Vol AT554, Lagos-Casablanca. Je me ressource en famille et retrouve mes amis africains, pardon, marocains. Et me voilà à jouer à l’anthropologue de salon enquêtant sur le sentiment identitaire des miens. Car j’ai désormais très envie de savoir si mon entourage ressent ou pas ce fameux panafricanisme. De la Constitution à la COP22, qui doit se tenir à Marrakech à la fin de l’année, les discours officiels sont clairs : le Maroc affirmer sa place sur le continent où le roi a d’ailleurs multiplié les visites officielles. Et pourtant, le racisme quotidien dont sont victimes les Subsahariens au Maroc est indéniable, écœurant.
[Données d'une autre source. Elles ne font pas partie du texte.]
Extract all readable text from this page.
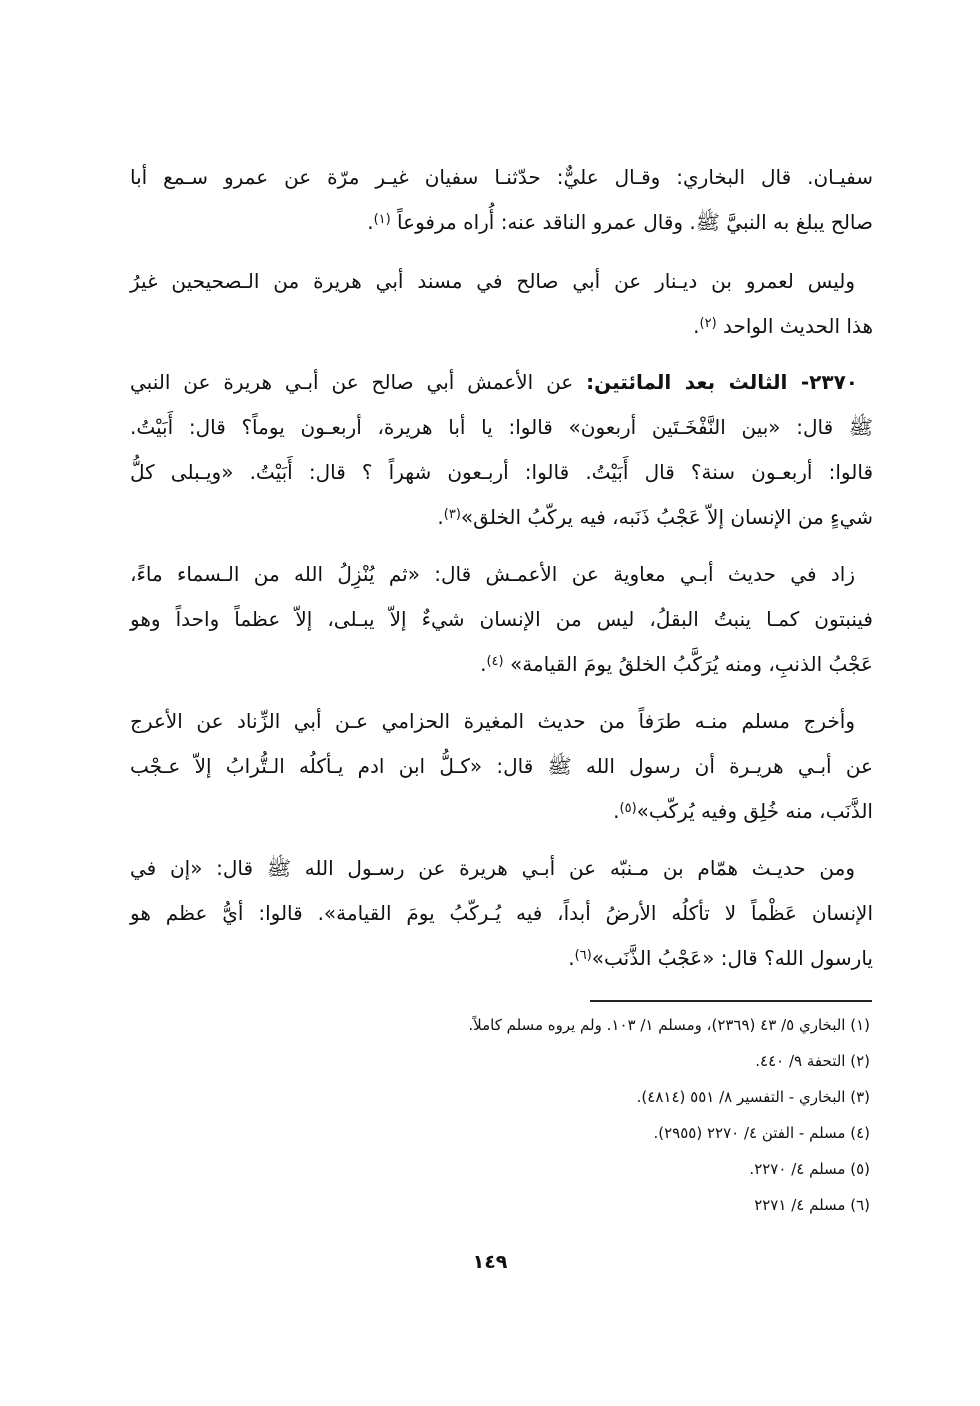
سفيـان. قال البخاري: وقـال عليٌّ: حدّثنـا سفيان غيـر مرّة عن عمرو سـمع أبا
صالح يبلغ به النبيَّ ﷺ. وقال عمرو الناقد عنه: أُراه مرفوعاً $^{(١)}$.
وليس لعمرو بن ديـنار عن أبي صالح في مسند أبي هريرة من الـصحيحين غيرُ
هذا الحديث الواحد $^{(٢)}$.
٢٣٧٠- الثالث بعد المائتين: عن الأعمش أبي صالح عن أبـي هريرة عن النبي
ﷺ قال: «بين النَّفْخَـتَين أربعون» قالوا: يا أبا هريرة، أربعـون يوماً؟ قال: أَبَيْتُ.
قالوا: أربعـون سنة؟ قال أَبَيْتُ. قالوا: أربـعون شهراً ؟ قال: أَبَيْتُ. «ويـبلى كلُّ
شيءٍ من الإنسان إلاّ عَجْبُ ذَنَبه، فيه يركّبُ الخلق»$^{(٣)}$.
زاد في حديث أبـي معاوية عن الأعمـش قال: «ثم يُنْزِلُ الله من الـسماء ماءً،
فينبتون كمـا ينبتُ البقلُ، ليس من الإنسان شيءٌ إلاّ يبـلى، إلاّ عظماً واحداً وهو
عَجْبُ الذنبِ، ومنه يُرَكَّبُ الخلقُ يومَ القيامة» $^{(٤)}$.
وأخرج مسلم منـه طرَفاً من حديث المغيرة الحزامي عـن أبي الزِّناد عن الأعرج
عن أبـي هريـرة أن رسول الله ﷺ قال: «كـلُّ ابن ادم يـأكلُه الـتُّرابُ إلاّ عـجْب
الذَّنَب، منه خُلِق وفيه يُركّب»$^{(٥)}$.
ومن حديـث همّام بن مـنبّه عن أبـي هريرة عن رسـول الله ﷺ قال: «إن في
الإنسان عَظْماً لا تأكلُه الأرضُ أبداً، فيه يُـركّبُ يومَ القيامة». قالوا: أيُّ عظم هو
يارسول الله؟ قال: «عَجْبُ الذَّنَب»$^{(٦)}$.
(١) البخاري ٥/ ٤٣ (٢٣٦٩)، ومسلم ١/ ١٠٣. ولم يروه مسلم كاملاً.
(٢) التحفة ٩/ ٤٤٠.
(٣) البخاري - التفسير ٨/ ٥٥١ (٤٨١٤).
(٤) مسلم - الفتن ٤/ ٢٢٧٠ (٢٩٥٥).
(٥) مسلم ٤/ ٢٢٧٠.
(٦) مسلم ٤/ ٢٢٧١
١٤٩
« L’Afrique, c’est l’avenir ! » Ce mantra de Hassan, un ami d’enfance, n’a rien de l’angélisme militant. Il parle en capitaine d’industrie marocain qui, comme le veut le roi, lorgne sur le sud du Sahara. Il vante une croissance à deux chiffres qui fait rêver les investisseurs du monde entier. Et malgré son cynisme, il n’a pas tort. Le lendemain, je passe prendre des nouvelles d’Amine. Lui a la chance (ou pas) de n’avoir quitté ni ses rêves ni sa dégaine d’adolescent révolté. Je lui demande comment il vit son identité continentale. Il m’explique que « l’Afrique, c’est la base ». Il écoute Bob Marley, a un poster un peu jauni de Thomas Sankara sur le mur. Il mélange tout, fait des amalgames et des raccourcis.
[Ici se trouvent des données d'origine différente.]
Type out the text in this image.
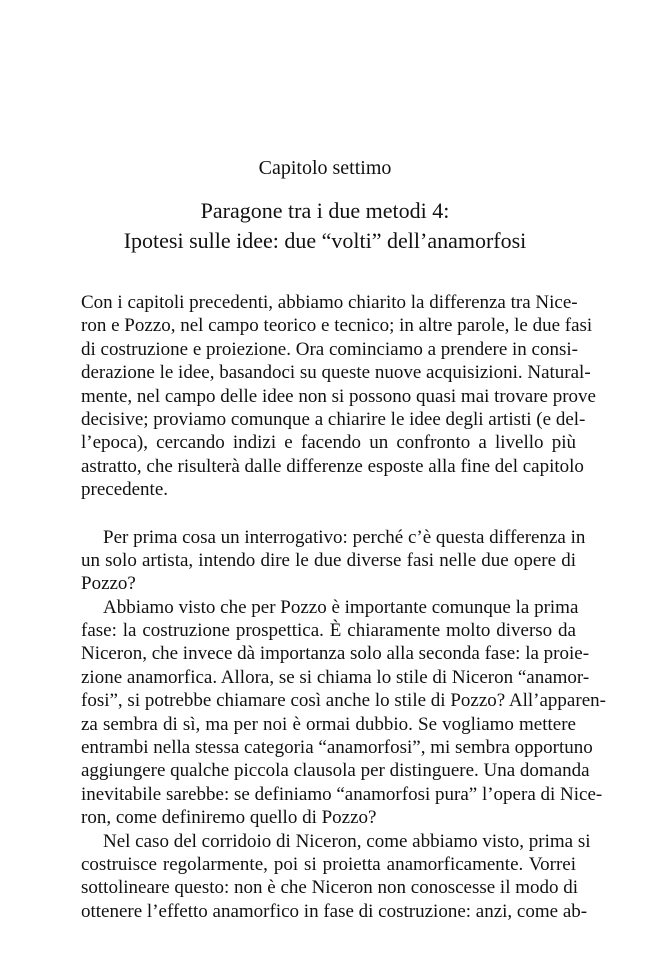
Capitolo settimo
Paragone tra i due metodi 4:
Ipotesi sulle idee: due “volti” dell’anamorfosi
Con i capitoli precedenti, abbiamo chiarito la differenza tra Nice-
ron e Pozzo, nel campo teorico e tecnico; in altre parole, le due fasi
di costruzione e proiezione. Ora cominciamo a prendere in consi-
derazione le idee, basandoci su queste nuove acquisizioni. Natural-
mente, nel campo delle idee non si possono quasi mai trovare prove
decisive; proviamo comunque a chiarire le idee degli artisti (e del-
l’epoca), cercando indizi e facendo un confronto a livello più
astratto, che risulterà dalle differenze esposte alla fine del capitolo
precedente.
Per prima cosa un interrogativo: perché c’è questa differenza in
un solo artista, intendo dire le due diverse fasi nelle due opere di
Pozzo?
Abbiamo visto che per Pozzo è importante comunque la prima
fase: la costruzione prospettica. È chiaramente molto diverso da
Niceron, che invece dà importanza solo alla seconda fase: la proie-
zione anamorfica. Allora, se si chiama lo stile di Niceron “anamor-
fosi”, si potrebbe chiamare così anche lo stile di Pozzo? All’apparen-
za sembra di sì, ma per noi è ormai dubbio. Se vogliamo mettere
entrambi nella stessa categoria “anamorfosi”, mi sembra opportuno
aggiungere qualche piccola clausola per distinguere. Una domanda
inevitabile sarebbe: se definiamo “anamorfosi pura” l’opera di Nice-
ron, come definiremo quello di Pozzo?
Nel caso del corridoio di Niceron, come abbiamo visto, prima si
costruisce regolarmente, poi si proietta anamorficamente. Vorrei
sottolineare questo: non è che Niceron non conoscesse il modo di
ottenere l’effetto anamorfico in fase di costruzione: anzi, come ab-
J’ai tout de même l’impression d’avoir grandi dans un pays qui se conçoit un peu comme une île, loin de son continent, les yeux rivés sur un autre pas si proche.
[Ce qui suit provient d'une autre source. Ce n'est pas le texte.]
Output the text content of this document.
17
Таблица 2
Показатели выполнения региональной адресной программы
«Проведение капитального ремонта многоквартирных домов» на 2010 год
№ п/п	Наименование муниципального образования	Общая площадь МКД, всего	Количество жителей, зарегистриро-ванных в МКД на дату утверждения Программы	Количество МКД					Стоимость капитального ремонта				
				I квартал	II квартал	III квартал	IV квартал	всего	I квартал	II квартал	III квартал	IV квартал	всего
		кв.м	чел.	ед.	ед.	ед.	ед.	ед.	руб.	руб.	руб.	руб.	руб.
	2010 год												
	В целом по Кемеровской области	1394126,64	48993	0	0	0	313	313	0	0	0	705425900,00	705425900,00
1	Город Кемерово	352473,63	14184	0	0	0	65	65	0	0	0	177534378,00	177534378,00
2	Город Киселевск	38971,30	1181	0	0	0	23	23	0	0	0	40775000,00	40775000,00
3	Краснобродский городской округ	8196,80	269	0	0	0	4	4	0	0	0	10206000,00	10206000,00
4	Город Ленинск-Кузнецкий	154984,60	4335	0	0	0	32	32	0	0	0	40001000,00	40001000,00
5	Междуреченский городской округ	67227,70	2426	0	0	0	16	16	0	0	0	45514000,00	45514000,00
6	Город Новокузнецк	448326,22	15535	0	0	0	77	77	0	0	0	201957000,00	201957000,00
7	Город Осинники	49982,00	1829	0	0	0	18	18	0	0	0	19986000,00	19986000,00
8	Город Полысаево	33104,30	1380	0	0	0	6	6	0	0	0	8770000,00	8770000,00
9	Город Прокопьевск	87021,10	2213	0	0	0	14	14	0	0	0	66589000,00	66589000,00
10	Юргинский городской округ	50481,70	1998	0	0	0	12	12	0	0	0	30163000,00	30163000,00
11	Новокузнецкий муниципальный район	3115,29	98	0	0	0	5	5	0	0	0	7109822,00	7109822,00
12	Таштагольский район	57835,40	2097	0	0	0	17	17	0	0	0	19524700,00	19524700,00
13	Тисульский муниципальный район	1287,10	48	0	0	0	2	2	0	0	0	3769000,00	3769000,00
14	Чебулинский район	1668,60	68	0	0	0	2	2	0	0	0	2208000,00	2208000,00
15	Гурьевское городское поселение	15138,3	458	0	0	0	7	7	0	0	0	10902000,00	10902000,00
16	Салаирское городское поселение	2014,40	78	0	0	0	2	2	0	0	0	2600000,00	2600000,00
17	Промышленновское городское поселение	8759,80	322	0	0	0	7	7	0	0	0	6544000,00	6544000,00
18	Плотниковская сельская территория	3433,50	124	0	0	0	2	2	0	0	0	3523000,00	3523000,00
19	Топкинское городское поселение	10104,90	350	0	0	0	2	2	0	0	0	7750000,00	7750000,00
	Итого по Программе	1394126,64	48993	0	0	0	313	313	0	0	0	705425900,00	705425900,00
Il est temps de retourner à ma vie « normale », celle dans laquelle, a priori, tout est plus simple parce que plus globalisé. Parce que je ne suis pas très douée en graphisme et encore moins en 3D, quand je dessine le monde, je le mets à plat, et le centre à Paris. C’est plus simple. Pour reprendre pied dans ma vie, donc, je sors dîner avec d’anciens copains de fac, travaillant pour la plupart dans la communication. L’idée de parler de tout et de n’importe quoi m’enchante. Entre deux plats, on commente l’actualité. Florian me demande mon avis sur la question des banlieues. Aurais-je été élevée au rang de sociologue par contumace ? Suis-je en train d’y être réduite ? Oui, c’est plutôt ça ! Je n’ai pas un nom à coucher dehors, mais assez facile tout de même à caser dans une boîte à clichés. Malheureusement pour Florian, à part citer Thomas Guénolé, mon politologue de chevet quand il s’agit des cités, je ne vois pas comment éclairer sa lanterne. Surtout que, jusqu’à récemment, de la banlieue, je ne connaissais que le théâtre des Amandiers. A priori, je suis plus à l’aise pour parler de la radicalité des choix scénographiques de Philippe Quesne que des cellules dormantes du djihadisme. Mais bon, Florian aime mettre les gens dans des cases. Lagos me manque subitement.

Fatym Layachi est une comédienne marocaine. Elle a notamment tourné dans Marock de Laïla Marrakchi (2005), Un film de Mohamed Achaour (2011), Femme écrite de Lahcen Zinoun (2012), La Fleur d’Aghmat de Farida Bourkia (2013) et The CEO de Kunle Afolayan (2016).